Para probar estas ideas,se inyectaron células humanas de cáncer a un ratón que no tenía sistema inmunológico (estos ratones especiales son usados para eliminar el rechazo de los trasplantes de tejidos, por ejemplo, trasplantes de piel o hígado entre ratones y humanos). Las células de cáncer humano crecen en esos ratones y los investigadores inyectan E1A de adenovirus mutantes en los tumores. Cuatro de cinco tumores desaparecieron o se redujeron de tamaño. Esto era lo que los investigadores esperaban.
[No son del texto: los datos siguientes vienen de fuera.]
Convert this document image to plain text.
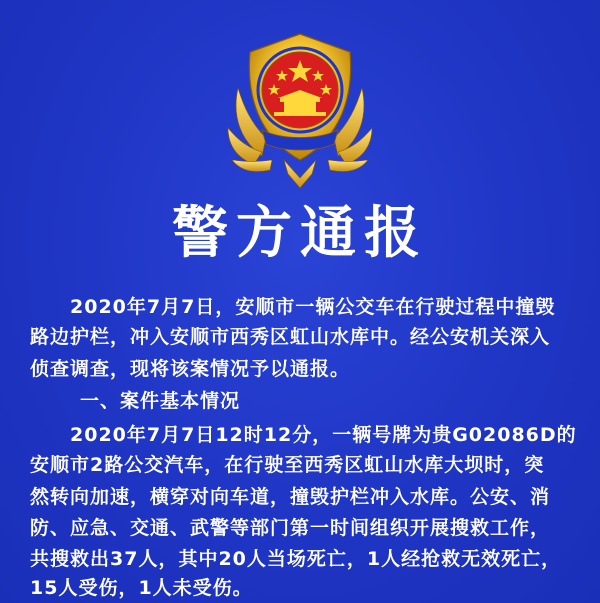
警方通报
2020年7月7日，安顺市一辆公交车在行驶过程中撞毁
路边护栏，冲入安顺市西秀区虹山水库中。经公安机关深入
侦查调查，现将该案情况予以通报。
一、案件基本情况
2020年7月7日12时12分，一辆号牌为贵G02086D的
安顺市2路公交汽车，在行驶至西秀区虹山水库大坝时，突
然转向加速，横穿对向车道，撞毁护栏冲入水库。公安、消
防、应急、交通、武警等部门第一时间组织开展搜救工作，
共搜救出37人，其中20人当场死亡，1人经抢救无效死亡，
15人受伤，1人未受伤。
Ensayos de estas nuevas terapias están en vías de ejecución en pacientes con cáncer en Texas y Escocia, pero los resultados todavía no se tienen. Mientras se espera que la terapia funciones en humanos, como lo hizo en los ratones, hay razones para pensar que no. Primero, el adenovirus infecta a los humanos, pero no a células de ratones, y por lo tanto no se sabe se las personas tengan efectos laterales que los ratones no tienen. Segundo, recordar que muchos adultos han sido infectados por adenovirus alguna vez en su vida. Cuando una persona con un sistema inmune normal es expuesta a una enfermedad viral, se crea una defensa inmunológica contra la enfermedad, y cuando el mismo virus ataca otra vez, el sistema inmunológico destruye al invasor. Quizá la respuesta inmune bloquee al adenovirus usado para la terapia contra el cáncer. Y si el procedimiento funcionara, puede haber dificultades para inyectar el virus directamente en mucha clase de tumores.

A pesar de estas posibles razones para fallar, los resultados obtenidos ofrecen esperanza para las personas con cáncer. Y si el tratamiento funciona, se ofrecen nuevas esperanzas de una nueva forma de atacar al cáncer.